The user class used as the template argument is derived from cgiProcessor. Each new CGI program needs to derive from this class and declare the new class name as the template argument in the main program above. Listing 5 shows the simplest derived class. This code together with the code from Listing 4 constitutes a complete CGI program.
Of course, this program is not very interesting because it just returns a "No response" message to the browser. A more useful program that can help you debug HTML forms is given in Listing 6 (which uses the same main program and header file as the previous listing). Note that this code declares an instance of cgiHTMLHelper which will write its output to cout. The contentType method defaults to "text/html" as the output MIME type. The header and trailer methods wrap the output lines in <html><body> and </body></html> tags.
The for loop uses an STL iterator over the map to access the entire list of name-value pairs sent to the program. Dereferencing the STL map iterator returns the item pointed to by the iterator as an STL pair of strings. Access to the names and values are via the first and second member variables of pair.
Calling the program in Listing 6 (using the form example from Figure 1) generates the HTML code shown in Listing 7. The resulting form appears in Figure 3.
Dynamic Form Generation
Let's write a more interesting CGI program which processes the form in Listing 1, but uses the name information to display a dynamically generated form. The code in Listing 8 gets the form user's name and puts it into another form which is generated to ask for payment information. Several new iostream manipulators and methods of cgiHTMLHelper are demonstrated here. htmlrule writes the tag for a horizontal rule line, and htmlformpost generates the <FORM> tag with "METHOD=POST". The listbox/endlistbox methods create a listbox control on the generated form with the contents of the listoptions. The entryfield method creates text entryfields on the form, with empty strings as default values. Optional arguments can be used (as in the expiration date field) to specify a default value for the field and a new size (in characters). Figure 4 shows the browser display of the resulting form generated by the CGI program.
This new form can call another CGI program to generate yet another form, ad infinitum. Note that all URL requests by a browser are stateless. However, each form can maintain the state of a sequence of user interactions using hidden name-value pairs. A series of questions and answers from the user can then cause some action by the web server based on all previous information from that user (without maintaining any state information at the server). Thus, a wizard, or series, of HTML forms can be generated to process an order, send a fax, complete an on-line survey, administer a test, etc.
Summary
This article presents a cross-platform C++ framework for writing CGI programs. The Standard Template Library was used to ensure portability of the framework to other platforms. Several example CGI programs built with the framework for processing HTML forms are discussed. The complete source code for the framework may be downloaded free of charge [6] .
References
1. M. Nelson, C++ Programmer's Guide to the Standard Template Library, IDG Books Worldwide, Inc., 1995.

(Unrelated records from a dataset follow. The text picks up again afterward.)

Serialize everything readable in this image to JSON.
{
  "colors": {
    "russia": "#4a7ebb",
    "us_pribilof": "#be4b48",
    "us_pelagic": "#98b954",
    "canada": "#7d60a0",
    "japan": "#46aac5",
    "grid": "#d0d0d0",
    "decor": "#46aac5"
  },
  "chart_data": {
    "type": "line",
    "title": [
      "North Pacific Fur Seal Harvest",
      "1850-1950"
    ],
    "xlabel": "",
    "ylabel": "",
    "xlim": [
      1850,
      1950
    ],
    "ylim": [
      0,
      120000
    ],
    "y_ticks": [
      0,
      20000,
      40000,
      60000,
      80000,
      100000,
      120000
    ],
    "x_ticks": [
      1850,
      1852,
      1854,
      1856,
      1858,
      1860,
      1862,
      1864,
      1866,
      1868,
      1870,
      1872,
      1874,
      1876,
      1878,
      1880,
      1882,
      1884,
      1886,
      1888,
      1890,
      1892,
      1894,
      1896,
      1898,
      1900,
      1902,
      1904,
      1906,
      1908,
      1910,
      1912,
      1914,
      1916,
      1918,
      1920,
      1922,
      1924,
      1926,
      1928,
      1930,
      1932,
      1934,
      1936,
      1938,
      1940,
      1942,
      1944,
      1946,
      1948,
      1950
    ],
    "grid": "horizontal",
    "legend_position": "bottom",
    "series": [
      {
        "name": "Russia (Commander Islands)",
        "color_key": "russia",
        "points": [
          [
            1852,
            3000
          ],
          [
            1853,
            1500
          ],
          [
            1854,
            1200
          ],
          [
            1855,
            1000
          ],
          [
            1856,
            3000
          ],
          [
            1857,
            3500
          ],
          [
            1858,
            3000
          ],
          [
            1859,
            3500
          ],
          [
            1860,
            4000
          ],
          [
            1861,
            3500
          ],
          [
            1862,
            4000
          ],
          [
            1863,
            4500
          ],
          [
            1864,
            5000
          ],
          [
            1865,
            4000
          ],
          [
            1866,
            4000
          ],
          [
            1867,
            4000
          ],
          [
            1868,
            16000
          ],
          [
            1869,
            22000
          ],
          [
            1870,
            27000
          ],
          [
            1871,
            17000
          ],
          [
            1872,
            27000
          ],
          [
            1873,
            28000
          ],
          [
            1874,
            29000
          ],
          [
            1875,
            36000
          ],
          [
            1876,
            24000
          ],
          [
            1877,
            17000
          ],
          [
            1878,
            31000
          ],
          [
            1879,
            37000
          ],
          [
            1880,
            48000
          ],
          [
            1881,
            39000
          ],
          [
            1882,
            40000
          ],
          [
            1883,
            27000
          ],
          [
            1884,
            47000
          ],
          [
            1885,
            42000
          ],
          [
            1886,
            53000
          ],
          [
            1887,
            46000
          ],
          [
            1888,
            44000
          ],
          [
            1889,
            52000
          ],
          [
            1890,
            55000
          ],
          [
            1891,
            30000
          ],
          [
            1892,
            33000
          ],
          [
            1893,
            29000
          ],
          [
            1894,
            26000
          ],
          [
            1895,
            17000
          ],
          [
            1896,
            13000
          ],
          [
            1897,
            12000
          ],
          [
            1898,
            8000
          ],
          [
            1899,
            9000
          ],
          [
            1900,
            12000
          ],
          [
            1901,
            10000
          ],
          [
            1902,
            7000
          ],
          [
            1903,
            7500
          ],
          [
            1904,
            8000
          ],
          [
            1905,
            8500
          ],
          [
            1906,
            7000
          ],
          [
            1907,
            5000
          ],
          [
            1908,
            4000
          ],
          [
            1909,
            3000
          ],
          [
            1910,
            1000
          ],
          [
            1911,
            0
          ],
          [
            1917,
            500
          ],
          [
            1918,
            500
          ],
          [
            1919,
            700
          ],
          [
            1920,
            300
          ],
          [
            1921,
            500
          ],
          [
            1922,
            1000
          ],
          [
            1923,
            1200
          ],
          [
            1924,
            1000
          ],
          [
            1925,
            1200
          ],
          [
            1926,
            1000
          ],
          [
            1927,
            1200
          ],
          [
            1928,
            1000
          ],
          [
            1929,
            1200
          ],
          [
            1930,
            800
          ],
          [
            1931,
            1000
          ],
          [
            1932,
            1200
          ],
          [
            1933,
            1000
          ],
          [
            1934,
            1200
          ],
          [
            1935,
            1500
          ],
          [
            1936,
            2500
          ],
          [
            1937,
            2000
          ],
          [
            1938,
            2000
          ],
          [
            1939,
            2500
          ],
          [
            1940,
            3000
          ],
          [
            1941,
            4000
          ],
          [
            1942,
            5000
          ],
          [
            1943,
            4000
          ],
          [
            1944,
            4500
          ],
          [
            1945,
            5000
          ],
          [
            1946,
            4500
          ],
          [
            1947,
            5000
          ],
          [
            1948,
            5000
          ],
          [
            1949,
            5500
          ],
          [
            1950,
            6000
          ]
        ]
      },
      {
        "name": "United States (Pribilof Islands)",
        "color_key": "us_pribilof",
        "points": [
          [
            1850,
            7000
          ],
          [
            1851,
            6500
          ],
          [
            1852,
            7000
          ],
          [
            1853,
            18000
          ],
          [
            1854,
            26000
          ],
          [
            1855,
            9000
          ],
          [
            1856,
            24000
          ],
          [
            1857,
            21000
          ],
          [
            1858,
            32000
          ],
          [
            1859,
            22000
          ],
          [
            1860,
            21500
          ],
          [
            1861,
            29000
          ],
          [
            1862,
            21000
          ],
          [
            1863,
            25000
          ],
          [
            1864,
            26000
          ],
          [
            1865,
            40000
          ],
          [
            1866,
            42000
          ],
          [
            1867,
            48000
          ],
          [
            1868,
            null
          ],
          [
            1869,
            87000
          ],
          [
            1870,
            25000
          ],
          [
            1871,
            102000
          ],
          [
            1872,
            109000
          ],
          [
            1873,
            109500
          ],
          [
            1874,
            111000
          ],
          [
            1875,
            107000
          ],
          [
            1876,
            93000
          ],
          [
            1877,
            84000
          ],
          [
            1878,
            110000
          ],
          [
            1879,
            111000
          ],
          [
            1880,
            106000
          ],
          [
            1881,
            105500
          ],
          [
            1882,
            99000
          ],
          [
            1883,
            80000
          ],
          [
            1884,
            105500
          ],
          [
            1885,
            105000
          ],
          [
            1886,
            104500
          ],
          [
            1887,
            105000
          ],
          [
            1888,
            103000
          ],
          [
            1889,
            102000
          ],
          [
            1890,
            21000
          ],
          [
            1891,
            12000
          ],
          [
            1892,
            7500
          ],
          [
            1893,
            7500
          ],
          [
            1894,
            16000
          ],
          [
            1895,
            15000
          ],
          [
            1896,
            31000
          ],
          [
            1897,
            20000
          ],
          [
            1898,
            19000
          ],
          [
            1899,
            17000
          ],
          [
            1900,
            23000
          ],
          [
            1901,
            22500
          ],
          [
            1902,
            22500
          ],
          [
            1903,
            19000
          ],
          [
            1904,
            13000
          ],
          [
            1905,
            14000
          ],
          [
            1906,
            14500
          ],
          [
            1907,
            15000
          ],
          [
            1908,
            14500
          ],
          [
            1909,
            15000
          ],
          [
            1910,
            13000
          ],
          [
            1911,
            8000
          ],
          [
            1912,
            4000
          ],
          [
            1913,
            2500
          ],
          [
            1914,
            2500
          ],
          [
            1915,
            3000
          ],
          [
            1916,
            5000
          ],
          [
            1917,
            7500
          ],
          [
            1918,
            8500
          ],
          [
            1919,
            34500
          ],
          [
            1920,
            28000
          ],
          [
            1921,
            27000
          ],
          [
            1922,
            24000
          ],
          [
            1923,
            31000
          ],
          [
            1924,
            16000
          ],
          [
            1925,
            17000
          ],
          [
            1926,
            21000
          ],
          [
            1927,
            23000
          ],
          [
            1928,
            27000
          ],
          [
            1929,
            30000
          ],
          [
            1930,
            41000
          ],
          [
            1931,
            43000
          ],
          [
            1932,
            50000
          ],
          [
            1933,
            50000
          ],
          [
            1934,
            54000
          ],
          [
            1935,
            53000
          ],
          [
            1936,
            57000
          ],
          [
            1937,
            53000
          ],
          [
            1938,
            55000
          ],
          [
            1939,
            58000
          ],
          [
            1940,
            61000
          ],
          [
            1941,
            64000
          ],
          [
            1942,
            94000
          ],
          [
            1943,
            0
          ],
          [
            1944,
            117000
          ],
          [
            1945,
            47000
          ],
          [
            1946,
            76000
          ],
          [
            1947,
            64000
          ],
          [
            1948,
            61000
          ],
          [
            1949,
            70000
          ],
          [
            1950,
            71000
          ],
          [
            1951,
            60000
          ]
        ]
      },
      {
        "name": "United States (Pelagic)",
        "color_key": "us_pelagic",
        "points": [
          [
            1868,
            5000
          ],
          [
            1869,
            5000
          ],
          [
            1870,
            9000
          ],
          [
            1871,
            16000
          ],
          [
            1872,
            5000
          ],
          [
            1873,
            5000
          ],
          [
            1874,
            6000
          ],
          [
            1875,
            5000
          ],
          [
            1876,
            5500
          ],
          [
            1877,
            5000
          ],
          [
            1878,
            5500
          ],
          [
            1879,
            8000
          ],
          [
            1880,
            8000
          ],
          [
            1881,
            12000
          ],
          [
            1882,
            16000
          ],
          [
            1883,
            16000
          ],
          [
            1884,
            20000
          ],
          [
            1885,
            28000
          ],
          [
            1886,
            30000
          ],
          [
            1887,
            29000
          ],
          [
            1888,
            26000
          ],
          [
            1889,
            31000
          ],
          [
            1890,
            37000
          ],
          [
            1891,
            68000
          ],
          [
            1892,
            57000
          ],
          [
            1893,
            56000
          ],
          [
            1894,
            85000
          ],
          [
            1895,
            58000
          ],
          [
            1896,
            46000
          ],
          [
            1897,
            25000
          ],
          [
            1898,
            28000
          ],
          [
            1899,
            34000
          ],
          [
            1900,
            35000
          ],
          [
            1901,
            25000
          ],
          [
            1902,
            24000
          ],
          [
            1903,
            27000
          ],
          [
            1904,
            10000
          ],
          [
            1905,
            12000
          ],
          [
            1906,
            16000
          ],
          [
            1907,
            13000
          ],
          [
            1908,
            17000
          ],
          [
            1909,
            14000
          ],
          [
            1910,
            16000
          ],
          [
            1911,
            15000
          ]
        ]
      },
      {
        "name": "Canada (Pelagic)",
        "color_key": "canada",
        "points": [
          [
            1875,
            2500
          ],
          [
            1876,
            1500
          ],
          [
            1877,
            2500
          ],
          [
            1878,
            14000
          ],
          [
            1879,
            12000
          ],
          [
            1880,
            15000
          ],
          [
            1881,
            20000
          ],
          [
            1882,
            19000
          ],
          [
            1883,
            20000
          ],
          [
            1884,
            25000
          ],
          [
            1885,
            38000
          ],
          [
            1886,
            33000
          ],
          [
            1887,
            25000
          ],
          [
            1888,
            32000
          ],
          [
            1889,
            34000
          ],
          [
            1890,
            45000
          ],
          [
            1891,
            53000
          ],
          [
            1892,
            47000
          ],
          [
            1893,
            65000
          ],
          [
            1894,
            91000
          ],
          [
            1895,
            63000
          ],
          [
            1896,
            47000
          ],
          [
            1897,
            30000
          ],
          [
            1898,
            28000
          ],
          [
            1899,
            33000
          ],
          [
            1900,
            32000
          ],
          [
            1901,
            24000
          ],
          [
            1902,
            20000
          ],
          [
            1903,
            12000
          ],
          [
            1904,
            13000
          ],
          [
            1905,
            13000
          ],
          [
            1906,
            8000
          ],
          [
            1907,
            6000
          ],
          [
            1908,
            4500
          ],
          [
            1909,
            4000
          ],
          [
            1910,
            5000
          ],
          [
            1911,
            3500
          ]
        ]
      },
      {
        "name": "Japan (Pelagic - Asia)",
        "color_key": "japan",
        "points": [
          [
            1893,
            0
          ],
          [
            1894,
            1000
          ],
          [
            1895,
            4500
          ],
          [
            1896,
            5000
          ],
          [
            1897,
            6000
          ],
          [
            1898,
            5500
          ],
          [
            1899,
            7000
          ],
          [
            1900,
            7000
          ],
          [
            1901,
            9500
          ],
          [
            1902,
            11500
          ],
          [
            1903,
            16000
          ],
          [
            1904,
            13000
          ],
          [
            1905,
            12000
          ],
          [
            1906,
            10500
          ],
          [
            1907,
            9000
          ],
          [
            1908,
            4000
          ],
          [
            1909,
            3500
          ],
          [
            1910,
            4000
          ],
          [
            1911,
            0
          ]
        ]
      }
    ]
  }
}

2. "The Common Gateway Interface," http://hoohoo.ncsa.uiuc.edu/cgi/primer.html.
3. A. Davison, "Coding with HTML Forms," Dr. Dobb's Journal, June, 1995, p 70.
4. S. Brenner, "CGI Form Handling in Perl," http://www.bio.cam.ac.uk/web/form.html.
5. "STL<Toolkit>," ObjectSpace, http://www.objectspace.com.
6. R.B. Lam, "CGIFramework," available at ftp@mfi.com and on the code disk (see p. 3 for details).
Richard B. Lam is a member of the Research Staff at the IBM T. J. Watson Research Center, where he manages the Learning Technologies group.